# Camping Tamarit Park. Tarragona



## Richieboy (Nov 23, 2009)

Hello fellow travellers.
Anyone had experience of Camping Tamarit near Tarragona.
Thinking of having a week there end May/June so as daughter and grandchildren can fly out for a week with us.
Your thoughts would be much appreciated.


----------



## tonka (Apr 24, 2006)

No,, But I would recommend Salou...
Several sites there, our fav is camping la siesta.
Close to Reus airport and they can get the bus from airport into town.
Watch out on the taxi's they can be very expensive for a short trip..

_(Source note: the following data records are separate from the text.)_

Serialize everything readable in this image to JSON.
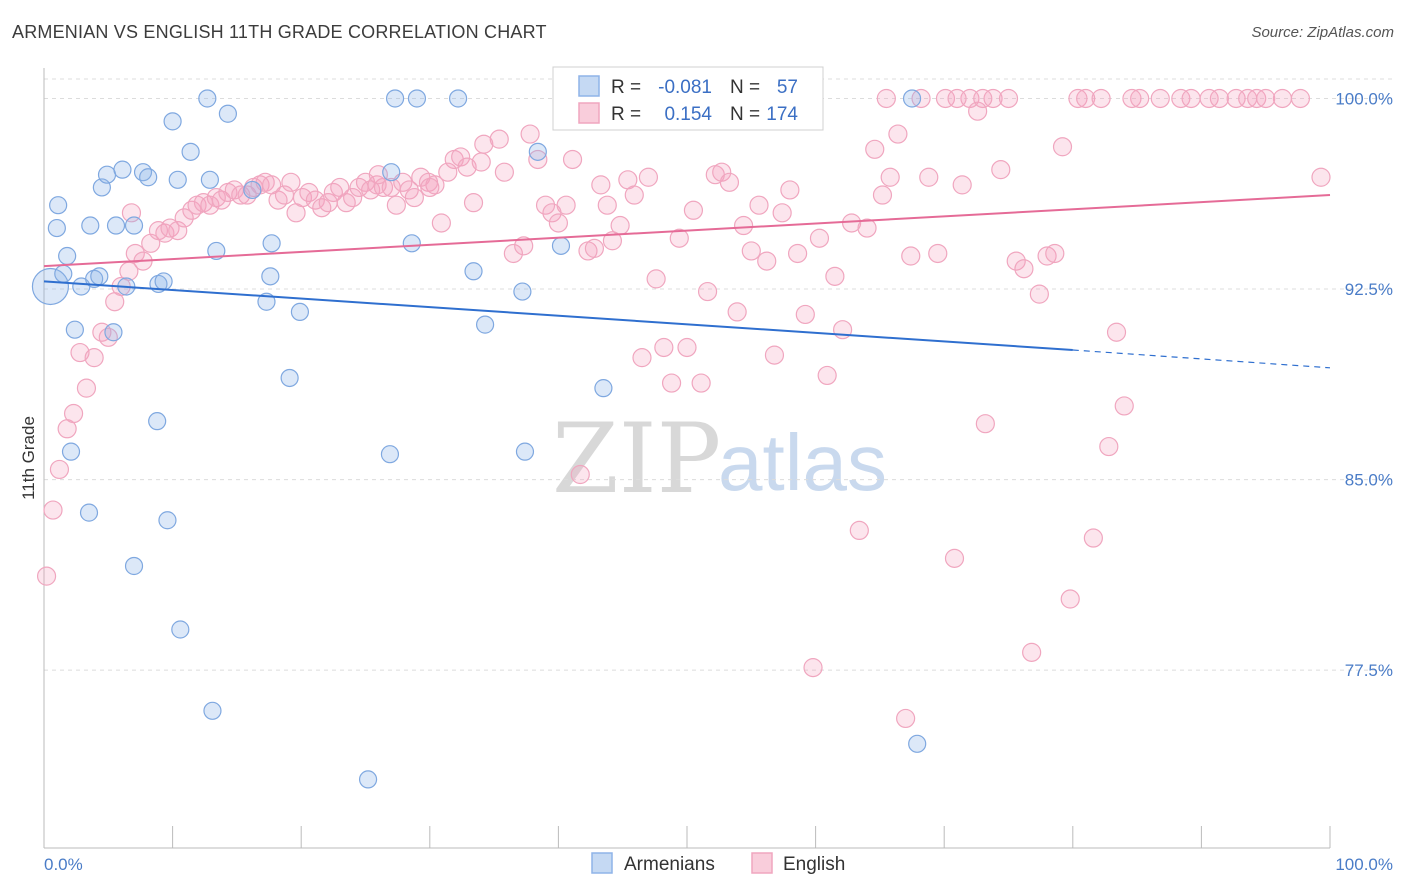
{
  "header": {
    "title": "ARMENIAN VS ENGLISH 11TH GRADE CORRELATION CHART",
    "source": "Source: ZipAtlas.com"
  },
  "watermark": {
    "zip": "ZIP",
    "atlas": "atlas"
  },
  "legend": {
    "r_label": "R =",
    "n_label": "N =",
    "rows": [
      {
        "series": "Armenians",
        "r": "-0.081",
        "n": "57",
        "color": "#8fb4e8"
      },
      {
        "series": "English",
        "r": "0.154",
        "n": "174",
        "color": "#f0a6bf"
      }
    ]
  },
  "bottom_legend": [
    {
      "label": "Armenians",
      "color": "#8fb4e8"
    },
    {
      "label": "English",
      "color": "#f0a6bf"
    }
  ],
  "chart_data": {
    "type": "scatter",
    "title": "ARMENIAN VS ENGLISH 11TH GRADE CORRELATION CHART",
    "xlabel": "",
    "ylabel": "11th Grade",
    "xlim": [
      0,
      100
    ],
    "ylim": [
      70.5,
      101.2
    ],
    "x_tick_labels": [
      "0.0%",
      "100.0%"
    ],
    "y_ticks": [
      77.5,
      85.0,
      92.5,
      100.0
    ],
    "y_tick_labels": [
      "77.5%",
      "85.0%",
      "92.5%",
      "100.0%"
    ],
    "grid": true,
    "series": [
      {
        "name": "Armenians",
        "color": "#6f9fe0",
        "trend": {
          "x0": 0,
          "y0": 92.8,
          "x1": 80,
          "y1": 90.1,
          "dash_to_x": 100,
          "dash_to_y": 89.4
        },
        "points": [
          [
            0.5,
            92.6
          ],
          [
            1.0,
            94.9
          ],
          [
            1.1,
            95.8
          ],
          [
            1.5,
            93.1
          ],
          [
            1.8,
            93.8
          ],
          [
            2.1,
            86.1
          ],
          [
            2.4,
            90.9
          ],
          [
            2.9,
            92.6
          ],
          [
            3.5,
            83.7
          ],
          [
            3.6,
            95.0
          ],
          [
            3.9,
            92.9
          ],
          [
            4.3,
            93.0
          ],
          [
            4.5,
            96.5
          ],
          [
            4.9,
            97.0
          ],
          [
            5.4,
            90.8
          ],
          [
            5.6,
            95.0
          ],
          [
            6.1,
            97.2
          ],
          [
            6.4,
            92.6
          ],
          [
            7.0,
            81.6
          ],
          [
            7.0,
            95.0
          ],
          [
            7.7,
            97.1
          ],
          [
            8.1,
            96.9
          ],
          [
            8.8,
            87.3
          ],
          [
            8.9,
            92.7
          ],
          [
            9.3,
            92.8
          ],
          [
            9.6,
            83.4
          ],
          [
            10.0,
            99.1
          ],
          [
            10.4,
            96.8
          ],
          [
            10.6,
            79.1
          ],
          [
            11.4,
            97.9
          ],
          [
            12.7,
            100.0
          ],
          [
            12.9,
            96.8
          ],
          [
            13.1,
            75.9
          ],
          [
            13.4,
            94.0
          ],
          [
            14.3,
            99.4
          ],
          [
            16.2,
            96.4
          ],
          [
            17.3,
            92.0
          ],
          [
            17.6,
            93.0
          ],
          [
            17.7,
            94.3
          ],
          [
            19.1,
            89.0
          ],
          [
            19.9,
            91.6
          ],
          [
            25.2,
            73.2
          ],
          [
            26.9,
            86.0
          ],
          [
            27.0,
            97.1
          ],
          [
            27.3,
            100.0
          ],
          [
            29.0,
            100.0
          ],
          [
            28.6,
            94.3
          ],
          [
            32.2,
            100.0
          ],
          [
            33.4,
            93.2
          ],
          [
            34.3,
            91.1
          ],
          [
            37.2,
            92.4
          ],
          [
            37.4,
            86.1
          ],
          [
            38.4,
            97.9
          ],
          [
            40.2,
            94.2
          ],
          [
            43.5,
            88.6
          ],
          [
            67.5,
            100.0
          ],
          [
            67.9,
            74.6
          ]
        ]
      },
      {
        "name": "English",
        "color": "#f08fb0",
        "trend": {
          "x0": 0,
          "y0": 93.4,
          "x1": 100,
          "y1": 96.2
        },
        "points": [
          [
            0.2,
            81.2
          ],
          [
            0.7,
            83.8
          ],
          [
            1.2,
            85.4
          ],
          [
            1.8,
            87.0
          ],
          [
            2.3,
            87.6
          ],
          [
            2.8,
            90.0
          ],
          [
            3.3,
            88.6
          ],
          [
            3.9,
            89.8
          ],
          [
            4.5,
            90.8
          ],
          [
            5.0,
            90.6
          ],
          [
            5.5,
            92.0
          ],
          [
            6.0,
            92.6
          ],
          [
            6.6,
            93.2
          ],
          [
            7.1,
            93.9
          ],
          [
            7.7,
            93.6
          ],
          [
            8.3,
            94.3
          ],
          [
            8.9,
            94.8
          ],
          [
            9.4,
            94.7
          ],
          [
            9.8,
            94.9
          ],
          [
            10.4,
            94.8
          ],
          [
            10.9,
            95.3
          ],
          [
            11.5,
            95.6
          ],
          [
            11.9,
            95.8
          ],
          [
            12.4,
            95.9
          ],
          [
            12.9,
            95.8
          ],
          [
            13.4,
            96.1
          ],
          [
            13.8,
            96.0
          ],
          [
            14.3,
            96.3
          ],
          [
            14.8,
            96.4
          ],
          [
            15.3,
            96.2
          ],
          [
            15.8,
            96.2
          ],
          [
            16.3,
            96.5
          ],
          [
            16.8,
            96.6
          ],
          [
            17.2,
            96.7
          ],
          [
            17.7,
            96.6
          ],
          [
            18.2,
            96.0
          ],
          [
            18.7,
            96.2
          ],
          [
            19.2,
            96.7
          ],
          [
            19.6,
            95.5
          ],
          [
            20.1,
            96.1
          ],
          [
            20.6,
            96.3
          ],
          [
            21.1,
            96.0
          ],
          [
            21.6,
            95.7
          ],
          [
            22.1,
            95.9
          ],
          [
            22.5,
            96.3
          ],
          [
            23.0,
            96.5
          ],
          [
            23.5,
            95.9
          ],
          [
            24.0,
            96.1
          ],
          [
            24.5,
            96.5
          ],
          [
            25.0,
            96.7
          ],
          [
            25.4,
            96.4
          ],
          [
            25.9,
            96.6
          ],
          [
            26.4,
            96.5
          ],
          [
            27.0,
            96.5
          ],
          [
            27.4,
            95.8
          ],
          [
            27.9,
            96.7
          ],
          [
            28.4,
            96.4
          ],
          [
            28.8,
            96.1
          ],
          [
            29.3,
            96.9
          ],
          [
            29.9,
            96.7
          ],
          [
            30.4,
            96.6
          ],
          [
            30.9,
            95.1
          ],
          [
            31.4,
            97.1
          ],
          [
            31.9,
            97.6
          ],
          [
            32.4,
            97.7
          ],
          [
            32.9,
            97.3
          ],
          [
            33.4,
            95.9
          ],
          [
            34.0,
            97.5
          ],
          [
            34.2,
            98.2
          ],
          [
            35.4,
            98.4
          ],
          [
            35.8,
            97.1
          ],
          [
            36.5,
            93.9
          ],
          [
            37.3,
            94.2
          ],
          [
            37.8,
            98.6
          ],
          [
            38.4,
            97.6
          ],
          [
            39.0,
            95.8
          ],
          [
            39.5,
            95.5
          ],
          [
            40.0,
            95.1
          ],
          [
            40.6,
            95.8
          ],
          [
            41.1,
            97.6
          ],
          [
            41.7,
            85.2
          ],
          [
            42.3,
            94.0
          ],
          [
            42.8,
            94.1
          ],
          [
            43.3,
            96.6
          ],
          [
            43.8,
            95.8
          ],
          [
            44.2,
            94.4
          ],
          [
            44.8,
            95.0
          ],
          [
            45.4,
            96.8
          ],
          [
            45.9,
            96.2
          ],
          [
            46.5,
            89.8
          ],
          [
            47.0,
            96.9
          ],
          [
            47.6,
            92.9
          ],
          [
            48.2,
            90.2
          ],
          [
            48.8,
            88.8
          ],
          [
            49.4,
            94.5
          ],
          [
            50.0,
            90.2
          ],
          [
            50.5,
            95.6
          ],
          [
            51.1,
            88.8
          ],
          [
            51.6,
            92.4
          ],
          [
            52.2,
            97.0
          ],
          [
            52.7,
            97.1
          ],
          [
            53.3,
            96.7
          ],
          [
            53.9,
            91.6
          ],
          [
            54.4,
            95.0
          ],
          [
            55.0,
            94.0
          ],
          [
            55.6,
            95.8
          ],
          [
            56.2,
            93.6
          ],
          [
            56.8,
            89.9
          ],
          [
            57.4,
            95.5
          ],
          [
            58.0,
            96.4
          ],
          [
            58.6,
            93.9
          ],
          [
            59.2,
            91.5
          ],
          [
            59.8,
            77.6
          ],
          [
            60.3,
            94.5
          ],
          [
            60.9,
            89.1
          ],
          [
            61.5,
            93.0
          ],
          [
            62.1,
            90.9
          ],
          [
            62.8,
            95.1
          ],
          [
            63.4,
            83.0
          ],
          [
            64.0,
            94.9
          ],
          [
            64.6,
            98.0
          ],
          [
            65.2,
            96.2
          ],
          [
            65.8,
            96.9
          ],
          [
            66.4,
            98.6
          ],
          [
            67.0,
            75.6
          ],
          [
            67.4,
            93.8
          ],
          [
            68.2,
            100.0
          ],
          [
            68.8,
            96.9
          ],
          [
            69.5,
            93.9
          ],
          [
            70.1,
            100.0
          ],
          [
            70.8,
            81.9
          ],
          [
            71.4,
            96.6
          ],
          [
            72.0,
            100.0
          ],
          [
            72.6,
            99.5
          ],
          [
            73.2,
            87.2
          ],
          [
            73.8,
            100.0
          ],
          [
            74.4,
            97.2
          ],
          [
            75.0,
            100.0
          ],
          [
            75.6,
            93.6
          ],
          [
            76.2,
            93.3
          ],
          [
            76.8,
            78.2
          ],
          [
            77.4,
            92.3
          ],
          [
            78.0,
            93.8
          ],
          [
            78.6,
            93.9
          ],
          [
            79.2,
            98.1
          ],
          [
            79.8,
            80.3
          ],
          [
            80.4,
            100.0
          ],
          [
            81.0,
            100.0
          ],
          [
            81.6,
            82.7
          ],
          [
            82.2,
            100.0
          ],
          [
            82.8,
            86.3
          ],
          [
            83.4,
            90.8
          ],
          [
            84.0,
            87.9
          ],
          [
            84.6,
            100.0
          ],
          [
            85.2,
            100.0
          ],
          [
            86.8,
            100.0
          ],
          [
            88.4,
            100.0
          ],
          [
            89.2,
            100.0
          ],
          [
            90.6,
            100.0
          ],
          [
            91.4,
            100.0
          ],
          [
            92.7,
            100.0
          ],
          [
            93.6,
            100.0
          ],
          [
            94.3,
            100.0
          ],
          [
            95.0,
            100.0
          ],
          [
            96.3,
            100.0
          ],
          [
            97.7,
            100.0
          ],
          [
            99.3,
            96.9
          ],
          [
            65.5,
            100.0
          ],
          [
            71.0,
            100.0
          ],
          [
            73.0,
            100.0
          ],
          [
            57.1,
            99.6
          ],
          [
            30.0,
            96.5
          ],
          [
            26.0,
            97.0
          ],
          [
            6.8,
            95.5
          ]
        ]
      }
    ]
  }
}
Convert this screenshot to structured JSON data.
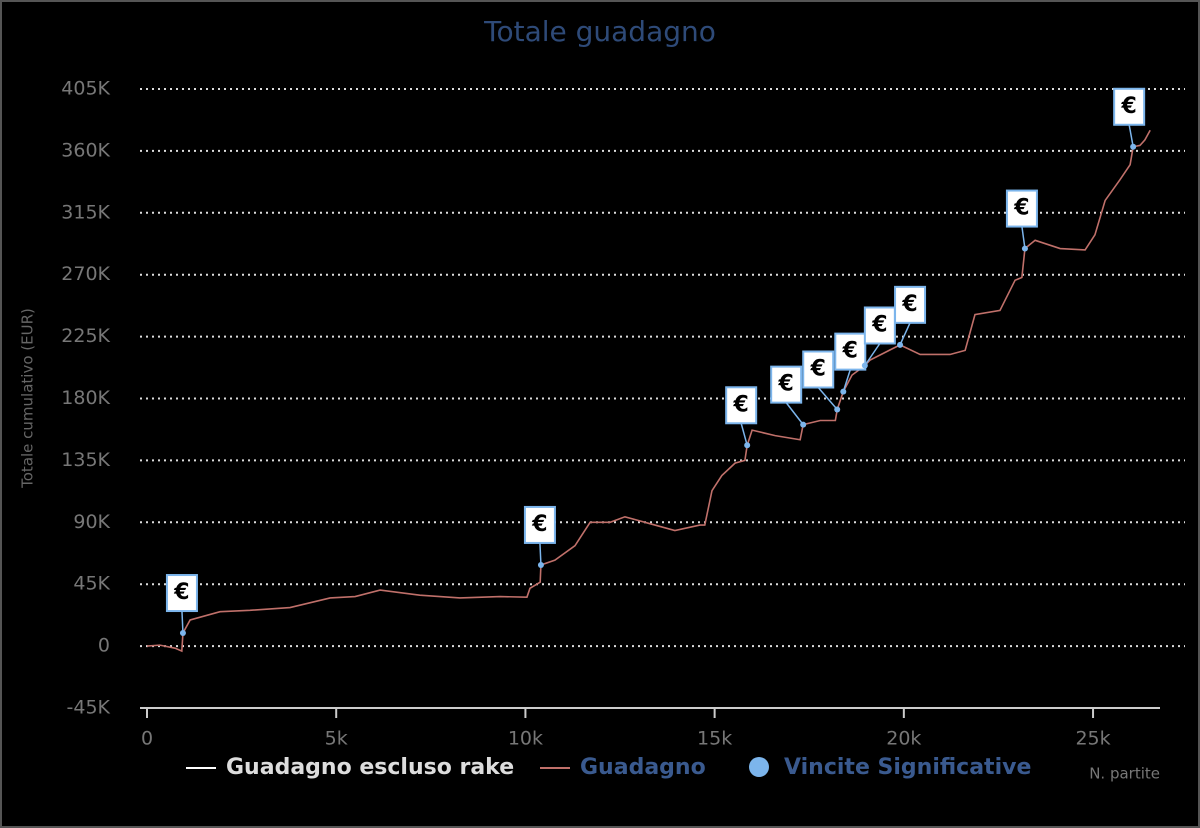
{
  "chart_data": {
    "type": "line",
    "title": "Totale guadagno",
    "y_label": "Totale cumulativo (EUR)",
    "x_label": "N. partite",
    "xlim": [
      -185,
      27430
    ],
    "xticks": [
      0,
      {
        "value": 5000,
        "label": "5k"
      },
      {
        "value": 10000,
        "label": "10k"
      },
      {
        "value": 15000,
        "label": "15k"
      },
      {
        "value": 20000,
        "label": "20k"
      },
      {
        "value": 25000,
        "label": "25k"
      }
    ],
    "ylim": [
      -45000,
      405000
    ],
    "yticks": [
      {
        "value": -45000,
        "label": "-45K"
      },
      0,
      {
        "value": 45000,
        "label": "45K"
      },
      {
        "value": 90000,
        "label": "90K"
      },
      {
        "value": 135000,
        "label": "135K"
      },
      {
        "value": 180000,
        "label": "180K"
      },
      {
        "value": 225000,
        "label": "225K"
      },
      {
        "value": 270000,
        "label": "270K"
      },
      {
        "value": 315000,
        "label": "315K"
      },
      {
        "value": 360000,
        "label": "360K"
      },
      {
        "value": 405000,
        "label": "405K"
      }
    ],
    "grid": true,
    "series": [
      {
        "name": "Guadagno escluso rake",
        "color": "#ffffff"
      },
      {
        "name": "Guadagno",
        "color": "#c0706a",
        "x": [
          0,
          340,
          740,
          920,
          950,
          1140,
          1930,
          2720,
          3780,
          4840,
          5500,
          6160,
          7210,
          8270,
          9330,
          10040,
          10120,
          10390,
          10410,
          10780,
          11310,
          11710,
          12240,
          12630,
          13290,
          13950,
          14610,
          14740,
          14930,
          15190,
          15540,
          15800,
          15860,
          15990,
          16600,
          17260,
          17340,
          17790,
          18190,
          18240,
          18400,
          18630,
          18970,
          19110,
          19900,
          20430,
          21220,
          21620,
          21880,
          22540,
          22940,
          23120,
          23200,
          23470,
          24130,
          24790,
          25050,
          25320,
          25710,
          25980,
          26060,
          26240,
          26370,
          26510
        ],
        "values": [
          0,
          700,
          -1500,
          -3600,
          9500,
          19000,
          25000,
          26000,
          28000,
          35000,
          36000,
          40700,
          37000,
          35000,
          36000,
          35600,
          42000,
          46500,
          59000,
          62500,
          73000,
          90000,
          90000,
          94000,
          89000,
          84000,
          88000,
          88000,
          113000,
          124000,
          133000,
          135000,
          146000,
          157000,
          153000,
          150000,
          161000,
          164000,
          164000,
          172000,
          185000,
          197000,
          204000,
          208000,
          219000,
          212000,
          212000,
          215000,
          241000,
          244000,
          266000,
          268000,
          289000,
          295000,
          289000,
          288000,
          299000,
          324000,
          339000,
          350000,
          363000,
          364000,
          368000,
          375000
        ]
      },
      {
        "name": "Vincite Significative",
        "color": "#7cb5ec",
        "flag_text": "€",
        "x": [
          950,
          10410,
          15860,
          17340,
          18240,
          18400,
          18970,
          19900,
          23200,
          26060
        ],
        "values": [
          9500,
          59000,
          146000,
          161000,
          172000,
          185000,
          204000,
          219000,
          289000,
          363000
        ]
      }
    ]
  }
}
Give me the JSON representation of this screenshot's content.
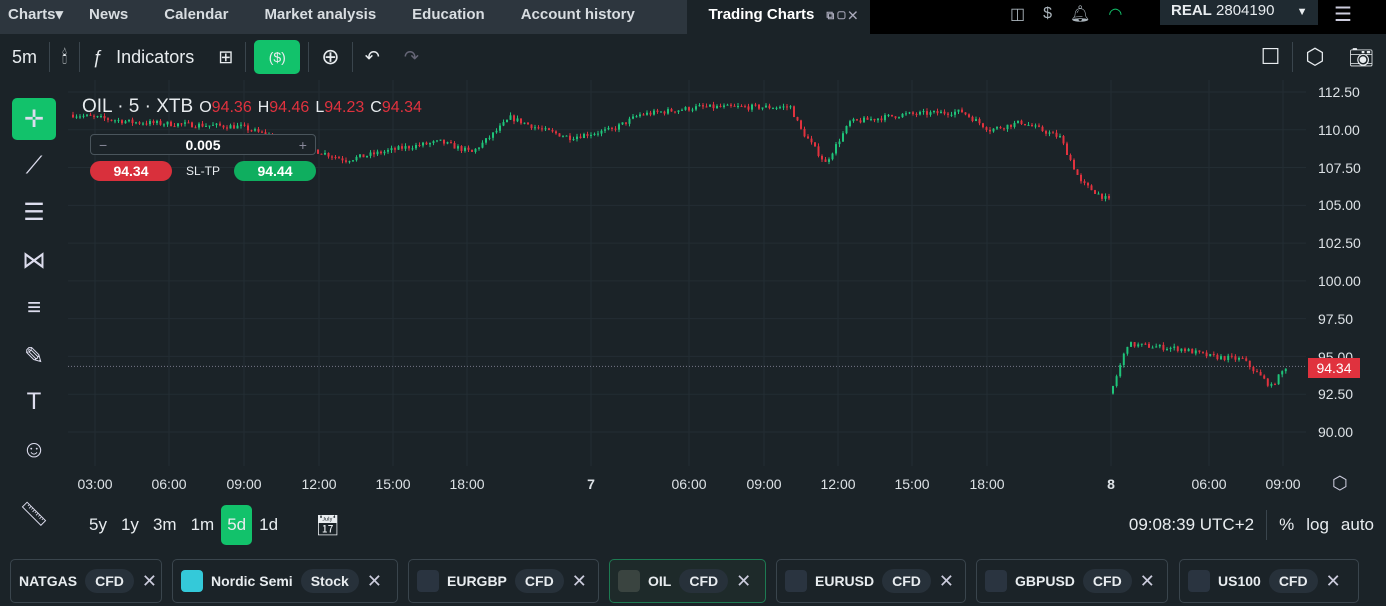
{
  "nav": {
    "tabs": [
      "Charts▾",
      "News",
      "Calendar",
      "Market analysis",
      "Education",
      "Account history"
    ],
    "active": "Trading Charts",
    "window_controls": "⧉▢✕"
  },
  "account": {
    "type": "REAL",
    "number": "2804190",
    "caret": "▼"
  },
  "toolbar": {
    "timeframe": "5m",
    "indicators": "Indicators"
  },
  "legend": {
    "symbol": "OIL · 5 · XTB",
    "o_label": "O",
    "o": "94.36",
    "h_label": "H",
    "h": "94.46",
    "l_label": "L",
    "l": "94.23",
    "c_label": "C",
    "c": "94.34"
  },
  "order": {
    "minus": "−",
    "qty": "0.005",
    "plus": "+",
    "sell": "94.34",
    "sltp": "SL-TP",
    "buy": "94.44"
  },
  "price_axis": [
    "112.50",
    "110.00",
    "107.50",
    "105.00",
    "102.50",
    "100.00",
    "97.50",
    "95.00",
    "92.50",
    "90.00"
  ],
  "last_price": "94.34",
  "time_axis": [
    "03:00",
    "06:00",
    "09:00",
    "12:00",
    "15:00",
    "18:00",
    "7",
    "06:00",
    "09:00",
    "12:00",
    "15:00",
    "18:00",
    "8",
    "06:00",
    "09:00"
  ],
  "ranges": [
    "5y",
    "1y",
    "3m",
    "1m",
    "5d",
    "1d"
  ],
  "selected_range": "5d",
  "clock": "09:08:39 UTC+2",
  "scale": {
    "pct": "%",
    "log": "log",
    "auto": "auto"
  },
  "instruments": [
    {
      "name": "NATGAS",
      "type": "CFD"
    },
    {
      "name": "Nordic Semi",
      "type": "Stock"
    },
    {
      "name": "EURGBP",
      "type": "CFD"
    },
    {
      "name": "OIL",
      "type": "CFD"
    },
    {
      "name": "EURUSD",
      "type": "CFD"
    },
    {
      "name": "GBPUSD",
      "type": "CFD"
    },
    {
      "name": "US100",
      "type": "CFD"
    }
  ],
  "colors": {
    "up": "#1fc47a",
    "down": "#e0323e",
    "accent": "#12c26b"
  },
  "chart_data": {
    "type": "candlestick",
    "symbol": "OIL",
    "interval": "5m",
    "ylim": [
      88.5,
      113
    ],
    "close_keypoints": [
      [
        0,
        111.0
      ],
      [
        17,
        110.5
      ],
      [
        48,
        110.2
      ],
      [
        71,
        108.5
      ],
      [
        78,
        108.0
      ],
      [
        94,
        108.8
      ],
      [
        105,
        109.2
      ],
      [
        114,
        108.5
      ],
      [
        119,
        109.5
      ],
      [
        125,
        110.8
      ],
      [
        134,
        110.0
      ],
      [
        142,
        109.5
      ],
      [
        154,
        110.0
      ],
      [
        162,
        111.0
      ],
      [
        179,
        111.5
      ],
      [
        205,
        111.5
      ],
      [
        208,
        110.0
      ],
      [
        215,
        107.8
      ],
      [
        222,
        110.5
      ],
      [
        237,
        111.0
      ],
      [
        254,
        111.2
      ],
      [
        262,
        110.0
      ],
      [
        271,
        110.5
      ],
      [
        282,
        109.5
      ],
      [
        288,
        106.5
      ],
      [
        296,
        105.3
      ],
      [
        297,
        93.0
      ],
      [
        301,
        95.8
      ],
      [
        316,
        95.5
      ],
      [
        324,
        95.0
      ],
      [
        333,
        94.8
      ],
      [
        341,
        93.0
      ],
      [
        345,
        94.3
      ]
    ]
  }
}
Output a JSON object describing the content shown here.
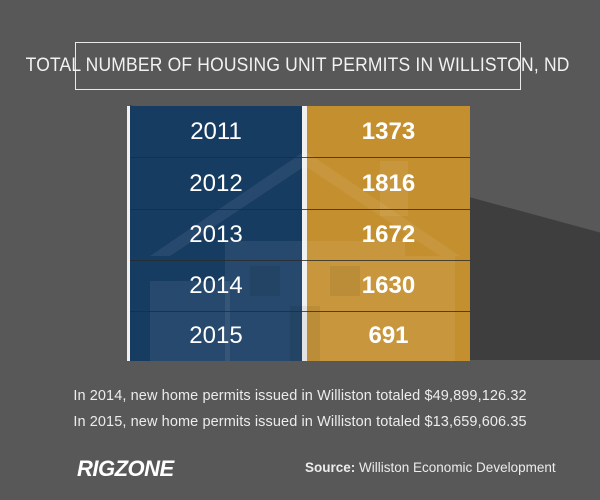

Have done the trip many times when grandson was small. Drive down with him and the fly home on a cheap Ryan air or Thomson flight..
Portadventure close by as well.


----------



## didi (Oct 10, 2005)

*tamarit park*

Stayed here years ago. Has been refurbished and had log cabins added. Right on the beach but access via narrow and possibly muddy lane. Found it expensive after refurbishment. Village, a walk along the beach but no shops nearby.
Didi.


----------



## didi (Oct 10, 2005)

*tamarit park*

Stayed here years ago. Has been refurbished and had log cabins added. Right on the beach but access via narrow and possibly muddy lane. Found it expensive after refurbishment. Village, a walk along the beach but no shops nearby.
Didi.


----------



## metblue (Oct 9, 2006)

*campsite*

Hi richieboy, never been to that site !! we always go to www.La Siesta.es campsite, has everything onsite, great for small and big kids, short walk into centre of town and the beach,15 mins from Port Adventura
Coaches leave daily from large round about 5 mins from campsite entrance to all points in Spain and only a 20 min coach ride to/from Rues Airport.
We are returning there in June for several weeks, !! cant wait


----------